Do people have any comments and/or suggestions?

Should I try and get sponsorship from a US employer and then apply for an E3 visa? 

Are there any Aussie lawyers that have experience emigrating to the US? If so, how did you do it? 

Any thoughts on which is best - California, Texas or NY?

Thanks in advance


----------



## MannaPro (Mar 16, 2010)

Well your accent is gonna be a big asset because a lot of Americans are so stupid that they automatically think anyone with an English like accent is smart.


----------



## Fatbrit (May 8, 2008)

allie181 said:


> Hi there,
> 
> I've always wanted to live in the States. I am single. I turn 29 later this year and feel it is a case of now or never. I've also reached a point in my life where I feel bored. I've always played it safe and been the sensible responsible person and feel it is time to stop just thinking and start doing. So, I am contemplating moving to either California, Texas or NY. (Not sure why Texas - I've never been but have always had this obsession with it!)
> 
> ...


Your research is -- as expected -- good. The visa you're after is the E3. You need an employer sponsor.

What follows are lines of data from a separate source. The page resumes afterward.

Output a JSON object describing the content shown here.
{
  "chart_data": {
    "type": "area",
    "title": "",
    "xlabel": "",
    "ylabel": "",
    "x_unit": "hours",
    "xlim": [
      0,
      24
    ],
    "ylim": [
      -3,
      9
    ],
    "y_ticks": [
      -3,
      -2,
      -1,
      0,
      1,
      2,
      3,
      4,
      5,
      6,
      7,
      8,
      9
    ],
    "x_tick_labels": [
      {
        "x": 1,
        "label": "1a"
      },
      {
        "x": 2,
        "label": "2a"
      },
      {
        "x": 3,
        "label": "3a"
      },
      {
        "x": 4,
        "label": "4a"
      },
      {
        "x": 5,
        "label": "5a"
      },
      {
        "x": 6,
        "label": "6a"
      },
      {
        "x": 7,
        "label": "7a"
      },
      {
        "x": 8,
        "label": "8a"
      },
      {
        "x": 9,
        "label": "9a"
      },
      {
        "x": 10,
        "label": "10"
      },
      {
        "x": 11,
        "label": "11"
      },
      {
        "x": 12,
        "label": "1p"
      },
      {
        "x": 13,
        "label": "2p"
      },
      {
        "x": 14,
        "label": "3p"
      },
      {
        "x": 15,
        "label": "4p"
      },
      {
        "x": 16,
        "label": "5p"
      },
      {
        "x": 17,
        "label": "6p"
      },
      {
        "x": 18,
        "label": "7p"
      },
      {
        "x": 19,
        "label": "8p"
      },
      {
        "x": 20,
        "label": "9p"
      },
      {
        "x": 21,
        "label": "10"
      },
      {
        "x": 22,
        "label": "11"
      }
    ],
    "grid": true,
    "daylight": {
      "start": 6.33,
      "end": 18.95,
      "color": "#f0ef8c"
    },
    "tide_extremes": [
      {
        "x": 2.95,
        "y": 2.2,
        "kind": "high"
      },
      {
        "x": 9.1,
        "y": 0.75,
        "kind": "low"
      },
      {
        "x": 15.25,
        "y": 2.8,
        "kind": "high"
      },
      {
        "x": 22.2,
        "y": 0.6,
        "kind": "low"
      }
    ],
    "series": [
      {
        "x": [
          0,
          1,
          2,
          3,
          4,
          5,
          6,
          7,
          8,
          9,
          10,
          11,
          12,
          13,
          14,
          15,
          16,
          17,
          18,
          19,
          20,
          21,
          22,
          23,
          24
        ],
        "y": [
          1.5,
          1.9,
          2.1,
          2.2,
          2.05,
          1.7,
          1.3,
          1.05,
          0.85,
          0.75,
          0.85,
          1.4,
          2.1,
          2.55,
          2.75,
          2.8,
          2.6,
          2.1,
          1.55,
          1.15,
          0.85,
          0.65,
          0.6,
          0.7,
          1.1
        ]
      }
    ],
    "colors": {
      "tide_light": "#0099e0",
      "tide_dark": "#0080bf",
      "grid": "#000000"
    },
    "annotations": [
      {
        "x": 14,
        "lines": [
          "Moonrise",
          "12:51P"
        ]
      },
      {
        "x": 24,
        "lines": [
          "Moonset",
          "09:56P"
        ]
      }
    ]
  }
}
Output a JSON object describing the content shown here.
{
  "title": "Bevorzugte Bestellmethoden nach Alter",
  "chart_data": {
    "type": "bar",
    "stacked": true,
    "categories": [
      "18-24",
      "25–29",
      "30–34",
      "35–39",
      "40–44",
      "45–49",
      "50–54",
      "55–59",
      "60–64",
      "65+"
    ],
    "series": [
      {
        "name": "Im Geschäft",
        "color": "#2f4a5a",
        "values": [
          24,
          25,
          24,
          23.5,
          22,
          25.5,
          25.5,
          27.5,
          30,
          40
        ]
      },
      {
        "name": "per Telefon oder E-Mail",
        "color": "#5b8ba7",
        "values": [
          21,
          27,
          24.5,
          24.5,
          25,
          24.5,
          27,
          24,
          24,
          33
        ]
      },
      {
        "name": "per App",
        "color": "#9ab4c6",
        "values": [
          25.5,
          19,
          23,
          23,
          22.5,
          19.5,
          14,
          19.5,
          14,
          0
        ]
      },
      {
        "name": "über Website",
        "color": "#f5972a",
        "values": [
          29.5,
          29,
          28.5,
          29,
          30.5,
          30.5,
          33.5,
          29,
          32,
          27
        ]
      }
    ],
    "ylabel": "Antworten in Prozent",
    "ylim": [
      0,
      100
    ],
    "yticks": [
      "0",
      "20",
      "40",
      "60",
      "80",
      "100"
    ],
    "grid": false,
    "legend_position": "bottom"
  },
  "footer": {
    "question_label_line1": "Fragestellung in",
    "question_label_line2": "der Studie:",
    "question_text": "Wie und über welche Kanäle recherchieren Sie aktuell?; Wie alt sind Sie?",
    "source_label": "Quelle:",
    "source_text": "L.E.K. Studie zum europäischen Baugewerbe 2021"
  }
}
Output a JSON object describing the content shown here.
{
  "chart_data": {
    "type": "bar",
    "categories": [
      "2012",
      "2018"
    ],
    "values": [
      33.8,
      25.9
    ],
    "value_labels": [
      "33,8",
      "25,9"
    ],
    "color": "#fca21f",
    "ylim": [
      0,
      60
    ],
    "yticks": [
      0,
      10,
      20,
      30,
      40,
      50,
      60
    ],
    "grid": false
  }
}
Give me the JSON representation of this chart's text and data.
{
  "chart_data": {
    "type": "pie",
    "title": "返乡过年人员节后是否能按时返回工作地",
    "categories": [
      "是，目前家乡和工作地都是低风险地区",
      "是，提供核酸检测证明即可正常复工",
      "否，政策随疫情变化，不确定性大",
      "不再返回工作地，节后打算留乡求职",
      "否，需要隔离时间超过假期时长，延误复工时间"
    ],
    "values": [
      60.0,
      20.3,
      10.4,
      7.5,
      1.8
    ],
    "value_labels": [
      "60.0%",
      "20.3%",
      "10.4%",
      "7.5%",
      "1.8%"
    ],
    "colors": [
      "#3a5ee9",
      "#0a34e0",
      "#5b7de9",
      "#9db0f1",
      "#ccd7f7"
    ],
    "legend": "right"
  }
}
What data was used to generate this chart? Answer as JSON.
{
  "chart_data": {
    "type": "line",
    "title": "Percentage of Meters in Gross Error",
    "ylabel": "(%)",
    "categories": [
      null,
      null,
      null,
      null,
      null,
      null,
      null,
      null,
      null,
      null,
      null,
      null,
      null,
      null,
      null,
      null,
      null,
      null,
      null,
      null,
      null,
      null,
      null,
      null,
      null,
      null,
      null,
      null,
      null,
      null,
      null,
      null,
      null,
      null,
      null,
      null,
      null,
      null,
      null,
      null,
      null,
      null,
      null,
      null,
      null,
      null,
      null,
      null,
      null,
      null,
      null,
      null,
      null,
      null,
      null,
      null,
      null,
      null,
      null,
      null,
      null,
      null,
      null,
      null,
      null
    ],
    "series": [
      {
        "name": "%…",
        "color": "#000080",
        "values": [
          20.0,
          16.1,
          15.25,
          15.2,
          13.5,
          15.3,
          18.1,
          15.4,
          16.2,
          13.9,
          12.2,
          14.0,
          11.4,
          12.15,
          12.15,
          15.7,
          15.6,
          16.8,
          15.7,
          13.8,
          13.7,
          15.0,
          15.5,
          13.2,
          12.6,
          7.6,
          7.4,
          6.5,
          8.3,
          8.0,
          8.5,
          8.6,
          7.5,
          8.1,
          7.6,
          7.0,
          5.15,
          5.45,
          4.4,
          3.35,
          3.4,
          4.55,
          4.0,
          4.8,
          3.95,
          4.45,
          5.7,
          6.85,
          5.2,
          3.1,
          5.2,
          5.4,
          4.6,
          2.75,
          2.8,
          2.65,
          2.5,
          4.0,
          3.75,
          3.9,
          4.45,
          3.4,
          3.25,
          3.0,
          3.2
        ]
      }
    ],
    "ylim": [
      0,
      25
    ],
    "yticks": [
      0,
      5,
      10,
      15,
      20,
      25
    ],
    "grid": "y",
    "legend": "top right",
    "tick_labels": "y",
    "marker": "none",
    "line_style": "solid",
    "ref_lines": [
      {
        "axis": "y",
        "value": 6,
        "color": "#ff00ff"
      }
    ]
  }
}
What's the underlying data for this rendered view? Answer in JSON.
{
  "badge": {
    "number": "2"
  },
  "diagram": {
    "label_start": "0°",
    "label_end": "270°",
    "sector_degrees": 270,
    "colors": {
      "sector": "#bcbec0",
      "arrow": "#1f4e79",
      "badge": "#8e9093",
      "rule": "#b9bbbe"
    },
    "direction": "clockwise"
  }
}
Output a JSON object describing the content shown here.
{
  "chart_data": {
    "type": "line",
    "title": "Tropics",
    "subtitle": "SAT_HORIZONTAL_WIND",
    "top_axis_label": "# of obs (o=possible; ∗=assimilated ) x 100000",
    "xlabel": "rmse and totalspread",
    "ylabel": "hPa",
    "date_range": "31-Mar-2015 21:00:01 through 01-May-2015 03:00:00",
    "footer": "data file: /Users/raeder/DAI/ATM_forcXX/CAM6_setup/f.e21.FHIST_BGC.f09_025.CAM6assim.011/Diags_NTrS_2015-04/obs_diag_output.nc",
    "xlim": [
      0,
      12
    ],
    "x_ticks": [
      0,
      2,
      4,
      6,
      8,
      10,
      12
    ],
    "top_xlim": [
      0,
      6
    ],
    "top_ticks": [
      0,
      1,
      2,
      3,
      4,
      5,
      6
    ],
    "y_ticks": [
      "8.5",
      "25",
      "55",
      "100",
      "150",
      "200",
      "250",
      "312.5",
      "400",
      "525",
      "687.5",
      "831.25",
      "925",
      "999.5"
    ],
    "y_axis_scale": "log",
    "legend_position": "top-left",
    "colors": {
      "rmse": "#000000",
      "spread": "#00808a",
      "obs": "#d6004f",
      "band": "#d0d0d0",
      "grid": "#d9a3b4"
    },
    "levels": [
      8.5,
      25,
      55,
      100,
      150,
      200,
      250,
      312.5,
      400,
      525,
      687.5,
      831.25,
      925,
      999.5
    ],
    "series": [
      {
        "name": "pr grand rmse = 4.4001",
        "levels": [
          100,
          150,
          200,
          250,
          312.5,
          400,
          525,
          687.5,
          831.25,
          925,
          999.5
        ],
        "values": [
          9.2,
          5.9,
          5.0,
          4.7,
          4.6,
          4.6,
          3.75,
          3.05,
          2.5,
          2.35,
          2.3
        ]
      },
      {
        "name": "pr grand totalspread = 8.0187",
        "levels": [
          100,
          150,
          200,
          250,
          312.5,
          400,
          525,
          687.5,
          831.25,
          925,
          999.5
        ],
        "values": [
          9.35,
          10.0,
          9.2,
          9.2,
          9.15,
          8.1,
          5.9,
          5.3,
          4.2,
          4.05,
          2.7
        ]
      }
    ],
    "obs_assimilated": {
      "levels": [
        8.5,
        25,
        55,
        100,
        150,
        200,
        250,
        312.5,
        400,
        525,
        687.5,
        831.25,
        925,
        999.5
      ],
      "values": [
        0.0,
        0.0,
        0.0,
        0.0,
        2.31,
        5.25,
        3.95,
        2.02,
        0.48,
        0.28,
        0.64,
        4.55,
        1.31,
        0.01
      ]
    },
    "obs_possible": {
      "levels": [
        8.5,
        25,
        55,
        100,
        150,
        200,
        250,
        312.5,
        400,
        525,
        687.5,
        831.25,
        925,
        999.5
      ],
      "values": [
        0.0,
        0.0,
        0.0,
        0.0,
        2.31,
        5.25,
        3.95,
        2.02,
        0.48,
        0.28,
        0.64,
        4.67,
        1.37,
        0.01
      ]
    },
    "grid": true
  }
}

No idea where you could work. Generally speaking, a lot of government jobs will be out for you. Some require you to be a citizen (or at least a permenant resident), and most non-technical ones wouldn't sponsor you anyway.

Wouldn't fix on a place. If your only taker is North Dakota, that's where you're heading if you want to come over.


----------



## Bevdeforges (Nov 16, 2007)

Like fatbrit says, you need to go where the job is. If you can find a job where you are sponsored for a visa, go for it.

Otherwise, you can continue to enter the diversity lottery until your number comes up. It's not a one shot deal (unless they eliminate the lottery altogether).
Cheers,
Bev


----------



## allie181 (Mar 18, 2010)

ok, thanks for the advice


----------



## MannaPro (Mar 16, 2010)

Except- Do not go to North Dakota, lol

Worse than jail


----------